Hierarchical design of Cu1−xNixS nanosheets for high-performance asymmetric solid-state supercapacitors

Abstract

Novel supercapacitor electrodes comprising hierarchical architectures with high specific surface areas, unique porosities, excellent conductivities, and admirable mechanical stabilities are necessary for developing high-performance solid-state supercapacitors. Herein, a novel ultra-thin copper nickel sulfide (Cu_1−xNi_xS) nanosheet array supercapacitor electrode was constructed on a 3D Ni backbone through a powerful anion exchange technique and it demonstrated a unique architecture with a substantial degree of porosity. Accordingly, Cu_1−xNi_xS plays an imperative role in the electrochemical energy storage characteristics of the electrode by accomplishing an ultra-high areal capacitance of 5.88 F cm⁻² and a specific capacitance of 2672 F g⁻¹ at a current density of 2 mA cm⁻² with an excellent rate capability (71.26% capacitance retention at 20 mA cm⁻²) and a superior cycling performance (97.33% capacitance retention after 10 000 cycles).

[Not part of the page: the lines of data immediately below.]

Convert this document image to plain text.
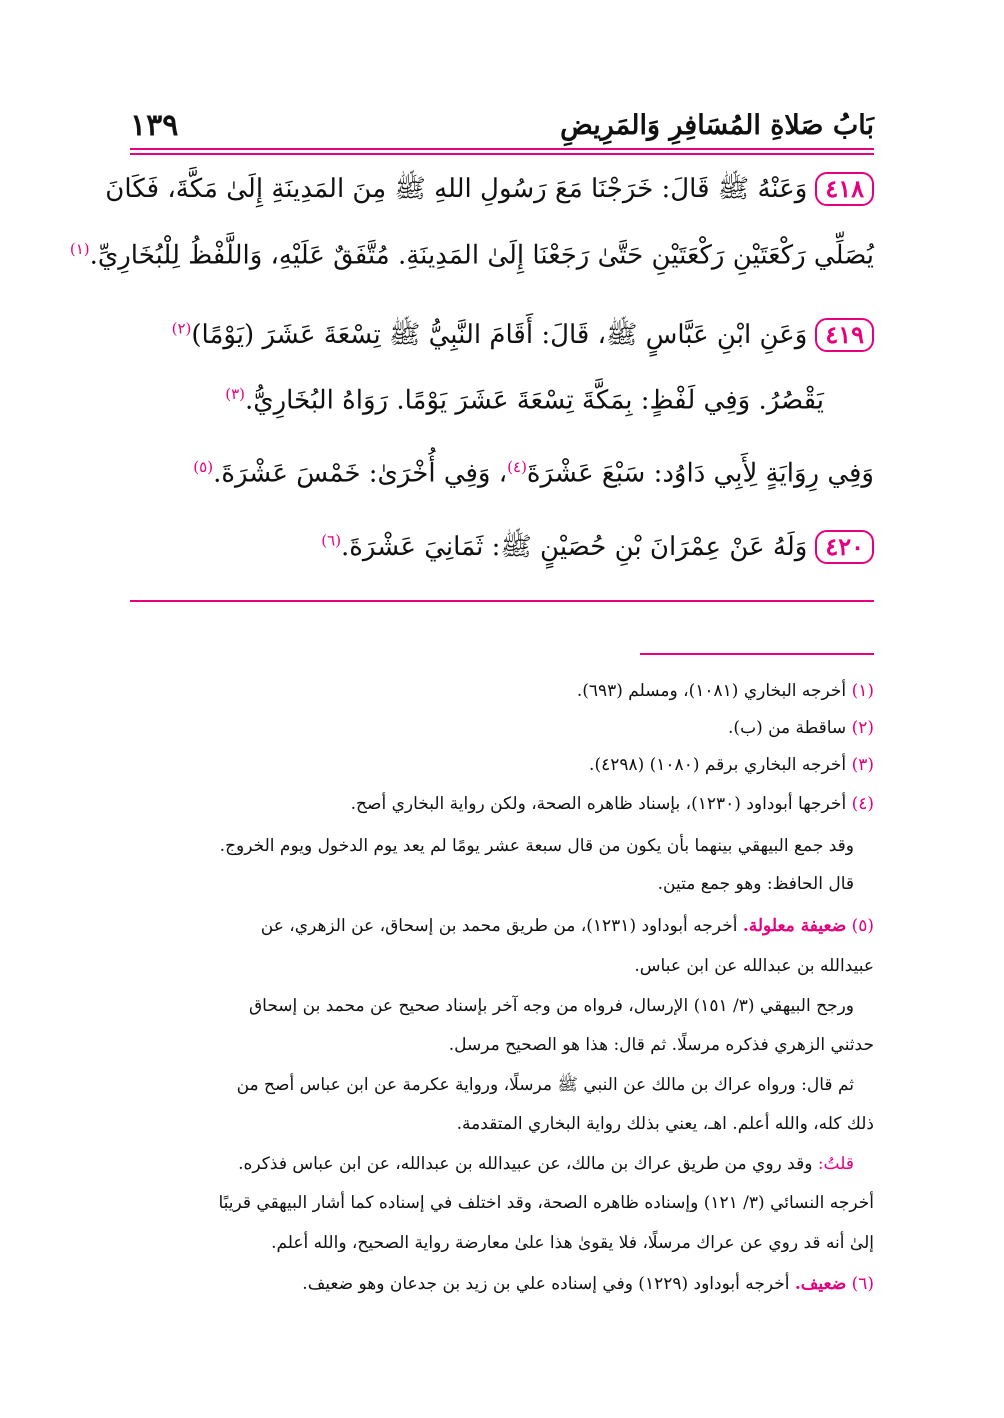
بَابُ صَلاةِ المُسَافِرِ وَالمَرِيضِ
١٣٩
٤١٨وَعَنْهُ ﷺ قَالَ: خَرَجْنَا مَعَ رَسُولِ اللهِ ﷺ مِنَ المَدِينَةِ إِلَىٰ مَكَّةَ، فَكَانَ
يُصَلِّي رَكْعَتَيْنِ رَكْعَتَيْنِ حَتَّىٰ رَجَعْنَا إِلَىٰ المَدِينَةِ. مُتَّفَقٌ عَلَيْهِ، وَاللَّفْظُ لِلْبُخَارِيِّ.$^{(١)}$
٤١٩وَعَنِ ابْنِ عَبَّاسٍ ﷺ، قَالَ: أَقَامَ النَّبِيُّ ﷺ تِسْعَةَ عَشَرَ (يَوْمًا)$^{(٢)}$
يَقْصُرُ. وَفِي لَفْظٍ: بِمَكَّةَ تِسْعَةَ عَشَرَ يَوْمًا. رَوَاهُ البُخَارِيُّ.$^{(٣)}$
وَفِي رِوَايَةٍ لِأَبِي دَاوُد: سَبْعَ عَشْرَةَ$^{(٤)}$، وَفِي أُخْرَىٰ: خَمْسَ عَشْرَةَ.$^{(٥)}$
٤٢٠وَلَهُ عَنْ عِمْرَانَ بْنِ حُصَيْنٍ ﷺ: ثَمَانِيَ عَشْرَةَ.$^{(٦)}$
(١) أخرجه البخاري (١٠٨١)، ومسلم (٦٩٣).
(٢) ساقطة من (ب).
(٣) أخرجه البخاري برقم (١٠٨٠) (٤٢٩٨).
(٤) أخرجها أبوداود (١٢٣٠)، بإسناد ظاهره الصحة، ولكن رواية البخاري أصح.
وقد جمع البيهقي بينهما بأن يكون من قال سبعة عشر يومًا لم يعد يوم الدخول ويوم الخروج.
قال الحافظ: وهو جمع متين.
(٥) ضعيفة معلولة. أخرجه أبوداود (١٢٣١)، من طريق محمد بن إسحاق، عن الزهري، عن
عبيدالله بن عبدالله عن ابن عباس.
ورجح البيهقي (٣/ ١٥١) الإرسال، فرواه من وجه آخر بإسناد صحيح عن محمد بن إسحاق
حدثني الزهري فذكره مرسلًا. ثم قال: هذا هو الصحيح مرسل.
ثم قال: ورواه عراك بن مالك عن النبي ﷺ مرسلًا، ورواية عكرمة عن ابن عباس أصح من
ذلك كله، والله أعلم. اهـ، يعني بذلك رواية البخاري المتقدمة.
قلتُ: وقد روي من طريق عراك بن مالك، عن عبيدالله بن عبدالله، عن ابن عباس فذكره.
أخرجه النسائي (٣/ ١٢١) وإسناده ظاهره الصحة، وقد اختلف في إسناده كما أشار البيهقي قريبًا
إلىٰ أنه قد روي عن عراك مرسلًا، فلا يقوىٰ هذا علىٰ معارضة رواية الصحيح، والله أعلم.
(٦) ضعيف. أخرجه أبوداود (١٢٢٩) وفي إسناده علي بن زيد بن جدعان وهو ضعيف.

To design asymmetric supercapacitors (ASCs), Cu_1−xNi_xS and N, S co-doped graphene nanosheets (NSGNSs) are employed as positive and negative electrodes, respectively. Remarkably, the fabricated ASC exhibits a potential window of ∼1.8 V, which demonstrates an ultra-high energy density of ∼94.05 W h kg⁻¹ at 1.09 kW kg⁻¹ as well as an excellent life cycle (95.86% capacitance retention after 10 000 cycles). Owing to this fact, this investigation offers a simple, scalable, and cost-effective approach for the fabrication of other ternary transition metal sulfides (TMSs), emphasizing great prospects in next-generation energy storage applications.